Preconceito contra menor gera o dever de indenizar
Créditos: Olga Gavrilova / Shutterstock.com

A 9ª Câmara de Direito Privado do Tribunal de Justiça de São Paulo condenou empresa que realiza cruzeiros a indenizar uma criança e sua mãe por discriminação cometida contra a menor. A decisão fixou pagamento de R$ 20 mil a título de danos morais.

Consta dos autos que elas faziam um cruzeiro marítimo organizado pela empresa quando a mãe deixou a criança em um local de recreação na embarcação. Instantes depois, foi chamada pelo monitor, que disse não ter pessoal qualificado para tomar conta da menina – que é portadora de Síndrome de Down – e solicitou que a mãe cuidasse dela. Diante da negativa, o funcionário informou que a criança não poderia permanecer ali.
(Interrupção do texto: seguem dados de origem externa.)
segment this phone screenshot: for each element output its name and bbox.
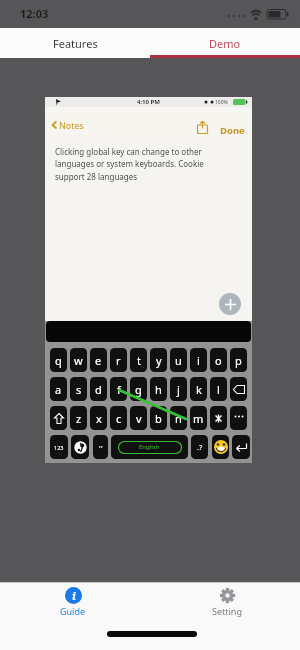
button[interactable]: Setting xyxy=(201,587,253,623)
button[interactable]: l xyxy=(210,377,227,401)
staticText: b xyxy=(155,411,162,426)
button[interactable]: r xyxy=(110,348,127,372)
button[interactable]: k xyxy=(190,377,207,401)
button[interactable]: 123 xyxy=(50,435,68,459)
button[interactable]: y xyxy=(150,348,167,372)
button[interactable]: c xyxy=(110,406,127,430)
staticText: a xyxy=(55,382,62,397)
button[interactable] xyxy=(230,377,247,401)
staticText: m xyxy=(193,411,204,426)
staticText: v xyxy=(136,411,142,426)
staticText: y xyxy=(156,353,162,368)
staticText: i xyxy=(197,353,200,368)
button[interactable]: Done xyxy=(220,124,245,137)
staticText: q xyxy=(55,353,62,368)
button[interactable]: t xyxy=(130,348,147,372)
button[interactable] xyxy=(219,293,241,315)
button[interactable]: o xyxy=(210,348,227,372)
button[interactable]: m xyxy=(190,406,207,430)
staticText: Demo xyxy=(209,36,241,51)
staticText: p xyxy=(235,353,242,368)
staticText: z xyxy=(76,411,82,426)
button[interactable]: q xyxy=(50,348,67,372)
button[interactable] xyxy=(230,406,247,430)
button[interactable]: .? xyxy=(191,435,208,459)
button[interactable]: English xyxy=(111,435,188,459)
staticText: k xyxy=(196,382,202,397)
staticText: 123 xyxy=(54,444,64,451)
staticText: s xyxy=(76,382,82,397)
staticText: d xyxy=(95,382,102,397)
staticText: .? xyxy=(197,442,203,452)
button[interactable]: i xyxy=(190,348,207,372)
button[interactable] xyxy=(197,121,208,134)
staticText: j xyxy=(177,382,180,397)
button[interactable] xyxy=(210,406,227,430)
staticText: h xyxy=(155,382,162,397)
button[interactable]: d xyxy=(90,377,107,401)
button[interactable]: Notes xyxy=(51,119,84,131)
button[interactable]: i xyxy=(47,587,99,623)
staticText: Features xyxy=(53,36,98,51)
staticText: 4:10 PM xyxy=(137,98,160,106)
staticText: ,, xyxy=(99,440,103,450)
button[interactable]: p xyxy=(230,348,247,372)
button[interactable]: h xyxy=(150,377,167,401)
button[interactable] xyxy=(212,435,229,459)
button[interactable]: b xyxy=(150,406,167,430)
staticText: n xyxy=(175,411,182,426)
staticText: Clicking global key can change to other … xyxy=(55,146,204,183)
button[interactable]: f xyxy=(110,377,127,401)
staticText: English xyxy=(139,443,160,451)
staticText: 12:03 xyxy=(20,6,49,21)
button[interactable]: Demo xyxy=(150,28,300,58)
button[interactable]: u xyxy=(170,348,187,372)
staticText: t xyxy=(137,353,141,368)
button[interactable]: g xyxy=(130,377,147,401)
button[interactable]: v xyxy=(130,406,147,430)
button[interactable]: a xyxy=(50,377,67,401)
button[interactable]: j xyxy=(170,377,187,401)
staticText: e xyxy=(95,353,102,368)
staticText: o xyxy=(215,353,222,368)
staticText: r xyxy=(116,353,121,368)
button[interactable]: Features xyxy=(0,28,150,58)
staticText: x xyxy=(96,411,102,426)
button[interactable]: s xyxy=(70,377,87,401)
button[interactable] xyxy=(50,406,67,430)
button[interactable]: z xyxy=(70,406,87,430)
button[interactable] xyxy=(232,435,250,459)
staticText: g xyxy=(135,382,142,397)
staticText: Setting xyxy=(212,605,242,617)
staticText: w xyxy=(74,353,83,368)
staticText: Guide xyxy=(60,605,86,617)
button[interactable]: x xyxy=(90,406,107,430)
staticText: l xyxy=(217,382,220,397)
button[interactable]: n xyxy=(170,406,187,430)
staticText: 100% xyxy=(215,99,228,106)
button[interactable]: w xyxy=(70,348,87,372)
staticText: Notes xyxy=(59,119,84,131)
staticText: c xyxy=(116,411,122,426)
staticText: f xyxy=(117,382,121,397)
button[interactable]: e xyxy=(90,348,107,372)
button[interactable]: ,, xyxy=(93,435,108,459)
staticText: i xyxy=(72,588,76,603)
button[interactable] xyxy=(71,435,89,459)
staticText: u xyxy=(175,353,182,368)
Ao julgar o pedido, o desembargador Mauro Conti Machado afirmou que o fato não pode ser caracterizado como mero aborrecimento do cotidiano, o que impõe o consequente dever de indenizar. “Ao tratarem a menor de maneira diversa das outras crianças, sem motivo para tal, terminando por restringir o seu acesso à recreação no navio de cruzeiro, os prepostos, e a ré, agiram com discriminação, distinguindo desarrazoadamente a menina, que foi impedida de brincar com as demais crianças.”

O julgamento teve votação unânime e contou com a participação dos desembargadores Alexandre Lazzarini e Costa Neto.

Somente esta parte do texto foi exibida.